If we are led to believe that scientists, technologists, entrepreneurs, and politicians and the military are rational people, we must also hope that they will not delegate the choices about our safety and our lives to machines. But if we are, as is quite possible, inclined to doubt it, then we must set mutual rules for circulating driverless cars in the streets of our crowded cities, to allow financial robots to manage operations on the stock exchange and investments people, to authorize sophisticated software to do legal research, to entrust medical diagnostics to robotic assistants, or even just to have the lawn mowers cut by autonomous lawnmowers without threatening the paws of the house dog. And even more so, of course, to allow the creation and use of military robots in operation theaters.

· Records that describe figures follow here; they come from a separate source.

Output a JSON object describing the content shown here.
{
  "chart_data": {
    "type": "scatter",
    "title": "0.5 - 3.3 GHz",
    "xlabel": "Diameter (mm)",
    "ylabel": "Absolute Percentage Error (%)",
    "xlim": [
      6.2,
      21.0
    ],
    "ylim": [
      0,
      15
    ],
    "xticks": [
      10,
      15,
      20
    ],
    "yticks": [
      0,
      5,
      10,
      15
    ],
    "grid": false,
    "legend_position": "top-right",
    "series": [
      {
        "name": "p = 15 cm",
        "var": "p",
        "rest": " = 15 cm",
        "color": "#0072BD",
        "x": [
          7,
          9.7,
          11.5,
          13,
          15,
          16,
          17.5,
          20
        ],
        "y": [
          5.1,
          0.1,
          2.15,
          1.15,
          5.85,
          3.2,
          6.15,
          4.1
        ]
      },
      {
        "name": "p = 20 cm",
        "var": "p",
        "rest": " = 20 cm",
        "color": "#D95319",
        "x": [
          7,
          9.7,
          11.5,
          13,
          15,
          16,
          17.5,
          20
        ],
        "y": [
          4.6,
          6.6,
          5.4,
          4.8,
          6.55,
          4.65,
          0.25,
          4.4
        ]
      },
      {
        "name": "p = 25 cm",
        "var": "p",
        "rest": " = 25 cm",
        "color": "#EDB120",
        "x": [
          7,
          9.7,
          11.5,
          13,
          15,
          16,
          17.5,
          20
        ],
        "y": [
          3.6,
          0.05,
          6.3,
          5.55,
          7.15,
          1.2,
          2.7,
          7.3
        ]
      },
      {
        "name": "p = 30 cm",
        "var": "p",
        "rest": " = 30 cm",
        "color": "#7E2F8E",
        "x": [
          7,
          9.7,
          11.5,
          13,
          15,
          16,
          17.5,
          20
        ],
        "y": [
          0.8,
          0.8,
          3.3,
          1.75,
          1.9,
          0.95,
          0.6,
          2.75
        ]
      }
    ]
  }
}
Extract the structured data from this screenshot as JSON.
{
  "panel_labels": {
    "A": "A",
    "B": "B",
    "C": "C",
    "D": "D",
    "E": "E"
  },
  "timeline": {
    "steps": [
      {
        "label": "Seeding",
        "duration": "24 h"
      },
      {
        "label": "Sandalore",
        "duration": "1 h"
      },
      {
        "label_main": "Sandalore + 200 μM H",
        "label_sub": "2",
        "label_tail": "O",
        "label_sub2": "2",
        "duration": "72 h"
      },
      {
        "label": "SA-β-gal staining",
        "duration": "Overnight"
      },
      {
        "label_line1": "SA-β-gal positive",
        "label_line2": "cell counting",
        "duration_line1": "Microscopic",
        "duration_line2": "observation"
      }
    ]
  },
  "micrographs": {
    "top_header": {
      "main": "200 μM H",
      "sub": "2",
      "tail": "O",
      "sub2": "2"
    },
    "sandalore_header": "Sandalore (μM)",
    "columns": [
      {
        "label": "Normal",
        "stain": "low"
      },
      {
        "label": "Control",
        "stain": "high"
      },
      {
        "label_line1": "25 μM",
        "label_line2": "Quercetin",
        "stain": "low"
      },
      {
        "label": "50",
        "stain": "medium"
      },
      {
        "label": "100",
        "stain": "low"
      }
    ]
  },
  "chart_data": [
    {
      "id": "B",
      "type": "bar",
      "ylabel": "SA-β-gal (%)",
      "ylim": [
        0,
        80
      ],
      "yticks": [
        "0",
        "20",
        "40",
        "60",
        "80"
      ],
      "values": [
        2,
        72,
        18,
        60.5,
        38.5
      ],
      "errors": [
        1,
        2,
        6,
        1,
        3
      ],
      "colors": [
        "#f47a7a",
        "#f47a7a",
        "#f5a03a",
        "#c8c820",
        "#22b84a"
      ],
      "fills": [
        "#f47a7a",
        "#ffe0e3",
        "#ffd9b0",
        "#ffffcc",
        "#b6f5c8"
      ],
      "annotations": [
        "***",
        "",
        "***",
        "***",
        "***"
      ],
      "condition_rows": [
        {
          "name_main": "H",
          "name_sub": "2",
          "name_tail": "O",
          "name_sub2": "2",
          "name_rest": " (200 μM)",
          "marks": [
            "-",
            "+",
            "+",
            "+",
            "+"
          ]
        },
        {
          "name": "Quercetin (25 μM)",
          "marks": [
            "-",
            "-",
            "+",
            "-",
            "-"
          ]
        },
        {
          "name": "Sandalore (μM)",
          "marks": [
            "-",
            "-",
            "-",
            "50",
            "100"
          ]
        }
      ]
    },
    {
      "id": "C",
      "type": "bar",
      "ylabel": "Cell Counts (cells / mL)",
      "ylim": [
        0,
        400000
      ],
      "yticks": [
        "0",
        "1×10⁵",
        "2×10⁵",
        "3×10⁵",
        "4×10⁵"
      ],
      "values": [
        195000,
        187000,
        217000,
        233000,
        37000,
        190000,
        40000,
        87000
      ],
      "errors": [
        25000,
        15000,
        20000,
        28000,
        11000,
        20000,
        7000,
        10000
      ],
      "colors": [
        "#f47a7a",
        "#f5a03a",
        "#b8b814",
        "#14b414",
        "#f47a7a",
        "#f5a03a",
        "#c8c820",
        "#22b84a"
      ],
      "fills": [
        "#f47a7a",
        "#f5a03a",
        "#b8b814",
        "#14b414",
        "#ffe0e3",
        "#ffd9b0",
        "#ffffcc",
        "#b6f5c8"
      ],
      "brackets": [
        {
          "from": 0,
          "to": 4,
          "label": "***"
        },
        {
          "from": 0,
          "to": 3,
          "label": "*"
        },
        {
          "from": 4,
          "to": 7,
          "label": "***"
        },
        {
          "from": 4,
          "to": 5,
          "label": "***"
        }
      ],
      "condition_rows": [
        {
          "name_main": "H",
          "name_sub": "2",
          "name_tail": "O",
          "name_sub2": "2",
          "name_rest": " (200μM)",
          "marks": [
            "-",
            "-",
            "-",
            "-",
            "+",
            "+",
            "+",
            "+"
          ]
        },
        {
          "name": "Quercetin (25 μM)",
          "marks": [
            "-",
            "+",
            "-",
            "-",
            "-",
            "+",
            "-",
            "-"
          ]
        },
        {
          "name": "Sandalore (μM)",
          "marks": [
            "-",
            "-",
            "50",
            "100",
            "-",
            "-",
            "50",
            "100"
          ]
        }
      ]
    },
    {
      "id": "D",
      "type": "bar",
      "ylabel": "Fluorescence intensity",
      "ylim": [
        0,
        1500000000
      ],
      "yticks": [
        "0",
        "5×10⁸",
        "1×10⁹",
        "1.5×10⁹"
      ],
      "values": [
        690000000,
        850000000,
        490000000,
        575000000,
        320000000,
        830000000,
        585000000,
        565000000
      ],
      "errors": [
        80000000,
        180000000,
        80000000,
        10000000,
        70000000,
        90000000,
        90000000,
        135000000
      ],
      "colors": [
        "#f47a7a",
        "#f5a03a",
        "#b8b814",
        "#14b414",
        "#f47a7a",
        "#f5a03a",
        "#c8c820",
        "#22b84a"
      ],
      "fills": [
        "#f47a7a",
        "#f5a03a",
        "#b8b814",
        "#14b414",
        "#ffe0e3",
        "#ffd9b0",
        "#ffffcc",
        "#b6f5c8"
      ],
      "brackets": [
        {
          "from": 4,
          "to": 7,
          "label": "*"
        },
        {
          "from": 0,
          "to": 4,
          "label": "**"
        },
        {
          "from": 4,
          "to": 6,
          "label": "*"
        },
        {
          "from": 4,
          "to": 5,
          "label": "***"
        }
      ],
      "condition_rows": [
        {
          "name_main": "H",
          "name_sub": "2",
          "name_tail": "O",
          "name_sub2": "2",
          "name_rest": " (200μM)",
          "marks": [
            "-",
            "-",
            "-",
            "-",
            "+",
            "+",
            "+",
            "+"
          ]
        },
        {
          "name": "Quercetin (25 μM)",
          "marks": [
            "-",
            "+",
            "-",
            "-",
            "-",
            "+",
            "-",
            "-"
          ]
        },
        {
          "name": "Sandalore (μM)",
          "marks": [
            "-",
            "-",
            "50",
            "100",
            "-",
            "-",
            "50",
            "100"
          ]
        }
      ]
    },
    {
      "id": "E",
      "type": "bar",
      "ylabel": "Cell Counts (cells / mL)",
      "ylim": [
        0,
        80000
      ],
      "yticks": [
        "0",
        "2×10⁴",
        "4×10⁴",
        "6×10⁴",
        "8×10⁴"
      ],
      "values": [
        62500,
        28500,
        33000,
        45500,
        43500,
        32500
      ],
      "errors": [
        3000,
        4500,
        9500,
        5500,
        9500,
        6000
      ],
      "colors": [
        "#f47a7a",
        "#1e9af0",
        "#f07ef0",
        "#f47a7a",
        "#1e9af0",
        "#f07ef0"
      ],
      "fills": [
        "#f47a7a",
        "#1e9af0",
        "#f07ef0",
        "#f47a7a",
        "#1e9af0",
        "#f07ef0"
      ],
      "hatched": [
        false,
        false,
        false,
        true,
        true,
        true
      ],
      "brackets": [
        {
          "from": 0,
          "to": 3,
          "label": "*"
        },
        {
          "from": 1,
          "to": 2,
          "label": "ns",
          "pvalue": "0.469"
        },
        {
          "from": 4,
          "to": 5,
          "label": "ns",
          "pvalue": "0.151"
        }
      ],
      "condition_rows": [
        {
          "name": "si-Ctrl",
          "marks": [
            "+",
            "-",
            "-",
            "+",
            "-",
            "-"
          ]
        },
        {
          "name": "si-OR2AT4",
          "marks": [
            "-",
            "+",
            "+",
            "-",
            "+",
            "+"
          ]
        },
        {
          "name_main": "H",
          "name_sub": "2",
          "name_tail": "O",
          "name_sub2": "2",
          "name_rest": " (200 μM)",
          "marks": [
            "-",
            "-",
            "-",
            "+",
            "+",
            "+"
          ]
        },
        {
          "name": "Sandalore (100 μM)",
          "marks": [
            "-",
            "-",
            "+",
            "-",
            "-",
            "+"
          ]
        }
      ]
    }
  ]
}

And this is possible, resorting to increasingly sophisticated approaches to the development of artificial intelligence, whether they are based on bottom-up methodologies (such as the deep learning and the reinforced learning) o top-down (come i sistemi bayesiani centrati sulle capacità di astrazione), che in fondo hanno tutti quanti lo scopo di far sempre più avvicinare le capacità di imparare delle macchine a quelle dell’uomo (si legga in proposito il saggio di Alison Gopnik della Berkeley University, “Making AI More Human”, Scientific American, 2017).
After all, we have the time to reflect and act judiciously, since according to some, at least 20 years will be necessary to witness the triumph of AI and not less than 120 according to others. A period of time to be used to the best.
Enrico Sassoon is Director in charge of Harvard Business Review Italia.